Corwin could almost taste it, the beans mingling with the aroma of doughy,
steaming bagels as the baker next door pulled hot racks from his oven. Young
leaves garnished the oaks and sycamores in the park. The trees were coming back
to life, just as Corwin had. Dewy branches sprouted new shoots on the dogwoods,
their flower buds anxious for spring.

Each
bend in the road arrested him with another view, hues vibrant and subtle, all
blending and brimming with effusive detail beyond the skill of any painter’s
brush to capture. Corwin found himself pausing, not from exhaustion, but simply
to take it all in. How many times in his life had he stopped, turned off the
music and actually appreciated a sunrise?

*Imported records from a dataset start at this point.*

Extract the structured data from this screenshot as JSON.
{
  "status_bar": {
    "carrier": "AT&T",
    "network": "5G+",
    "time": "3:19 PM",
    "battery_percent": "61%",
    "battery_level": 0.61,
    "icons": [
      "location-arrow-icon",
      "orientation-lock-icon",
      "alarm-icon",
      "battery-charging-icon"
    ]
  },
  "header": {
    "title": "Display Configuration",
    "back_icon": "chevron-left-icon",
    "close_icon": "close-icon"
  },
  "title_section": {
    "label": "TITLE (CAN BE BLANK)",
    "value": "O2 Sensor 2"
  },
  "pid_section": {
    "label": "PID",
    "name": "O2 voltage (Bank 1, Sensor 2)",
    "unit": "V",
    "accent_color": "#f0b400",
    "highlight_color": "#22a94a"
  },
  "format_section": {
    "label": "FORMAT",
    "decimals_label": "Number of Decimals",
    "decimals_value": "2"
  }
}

The eastern sky was a gold flood
spilling between the high-rises. He propped his hands on his knees and stared.

Sliding
glass doors parted for a woman and her daughter as they emerged from the
grocer’s.

“Mommy,
that man’s leg is
weird!”
declared the girl.

“Honey,
that’s not polite,” said her mother, embarrassment flushing her cheeks.

The
child’s blunt assessment gave Corwin a laugh.

Reaching
into one of the shopping bags, she withdrew a cherry-red apple and innocently
approached him.

“Here,
Mister,” she said, holding it forth.

Corwin
accepted the gift with a smile.

“Thanks.”

As
his gaze met hers, the gears in his head ground to a halt. Her eyes were arctic
sapphires, coldly burning with the wonder of undiscovered stars. They were eyes
that he had seen before. Corwin took a stunned step back. She looked younger,
but those eyes, that mousy brown hair, that voice like a bell . . .

She’s
not Blue,
his inner self said.
There is no Blue. She doesn’t really exist.

His
phone rang, breaking the trance.

“Good
morning, Sunshine.”

“I
knew you’d be awake,” said Mary.

“Life
is too short for sleep.”

Corwin
waved gratefully to the girl and her mother as the sidewalk’s invisible current
pulled them away.

“It
feels nice to tackle the great outdoors again, but I just had the strangest
sensation.”

“Are
you okay?” Mary’s voice was concerned.

“Yeah,
it’s probably nothing, just a spell of déjà vu. Either that, or a rogue memory
from one of my past lives.”

“Maybe
your karma is catching up to you.”

“I
hope not! Somebody once told me that karma is a dangerous thing.”

“Since
you’re done doing time at the hospital, I was thinking that we should go out
somewhere to celebrate,” suggested Mary.

“You read
my mind,” said Corwin. “And there’s this place that I’ve been dying to try. When
you get home from work, why don’t you slip into that green dress? I’ll make reservations
and pick you up at a quarter to seven.”